Effect of Bi-ventricular Pacing on Autonomous Nervous System

The safety and scientific validity of this study is the responsibility of the study sponsor and investigators. Listing a study does not mean it has been evaluated by the U.S. Federal Government. Read our disclaimer for details. Identifier: NCT00190138
Recruitment Status : Unknown
Verified December 2004 by Far Eastern Memorial Hospital.
Recruitment status was:  Not yet recruiting
First Posted : September 19, 2005
Last Update Posted : October 7, 2010
Information provided by:
Far Eastern Memorial Hospital

Brief Summary:
Patients with congestive heart failure are often associated with delayed intraventricular depolarization which causing dyssynchrony and an inefficient pattern of left ventricular contraction.

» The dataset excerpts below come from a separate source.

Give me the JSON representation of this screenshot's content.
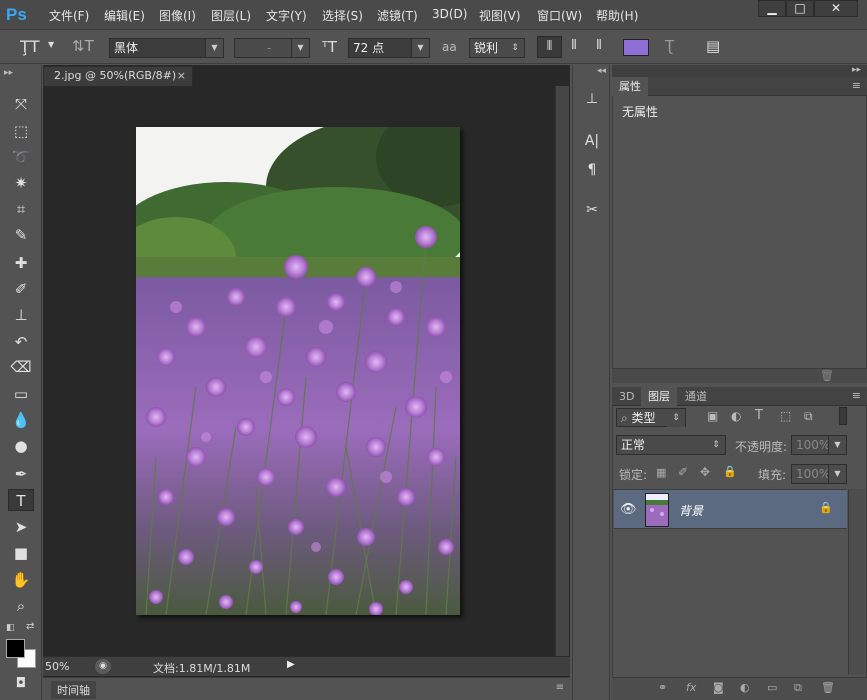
{
  "app": {
    "logo": "Ps"
  },
  "menu": [
    "文件(F)",
    "编辑(E)",
    "图像(I)",
    "图层(L)",
    "文字(Y)",
    "选择(S)",
    "滤镜(T)",
    "3D(D)",
    "视图(V)",
    "窗口(W)",
    "帮助(H)"
  ],
  "window_controls": {
    "minimize": "▁",
    "maximize": "□",
    "close": "✕"
  },
  "options": {
    "font_family": "黑体",
    "font_style": "-",
    "font_size": "72 点",
    "aa_label": "aa",
    "antialias": "锐利",
    "text_color": "#8f6fd6"
  },
  "document": {
    "tab_title": "2.jpg @ 50%(RGB/8#)",
    "tab_close": "×",
    "zoom": "50%",
    "doc_info": "文档:1.81M/1.81M"
  },
  "timeline": {
    "label": "时间轴"
  },
  "properties": {
    "tab": "属性",
    "content": "无属性"
  },
  "layers": {
    "tabs": [
      "3D",
      "图层",
      "通道"
    ],
    "filter_kind": "类型",
    "blend_mode": "正常",
    "opacity_label": "不透明度:",
    "opacity_value": "100%",
    "lock_label": "锁定:",
    "fill_label": "填充:",
    "fill_value": "100%",
    "layer_name": "背景"
  },
  "colors": {
    "foreground": "#000000",
    "background": "#ffffff",
    "selected_layer": "#5b6a81"
  }
}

A number of studies have shown that bi-ventricular or left ventricular pacing improves indexes of systolic function as well as decreases sympathetic activation in patients with severe left ventricular systolic dysfunction, dilated cardiomyopathy and a major left-sided intraventricular conduction disorder such as left bundle branch block. One recent study also demonstrated that bi-ventricular pacing can shift heart rate variability (HRV) toward a more favorable profile. Baroreflex sensitivity (BRS) is a measure of the negative feedback properties that interact in modulating the dynamic heart rate and arterial pressure fluctuations. Blunted BRS is found to be associated with an increased risk for both cardiac deaths and arrhythmic events. However, the effect of bi-ventricular pacing on BRS has never been studied. In the present proposal, we plan to measure common hemodynamic parameters, BRS and HRV in a group of heart failure patients receiving open heart surgery in different pacing conditions (bi-ventricular pacing, single LV pacing, single RV pacing). The major aims are to investigate the effect of bi-ventricular pacing on BRS and to clarify the underlying mechanisms.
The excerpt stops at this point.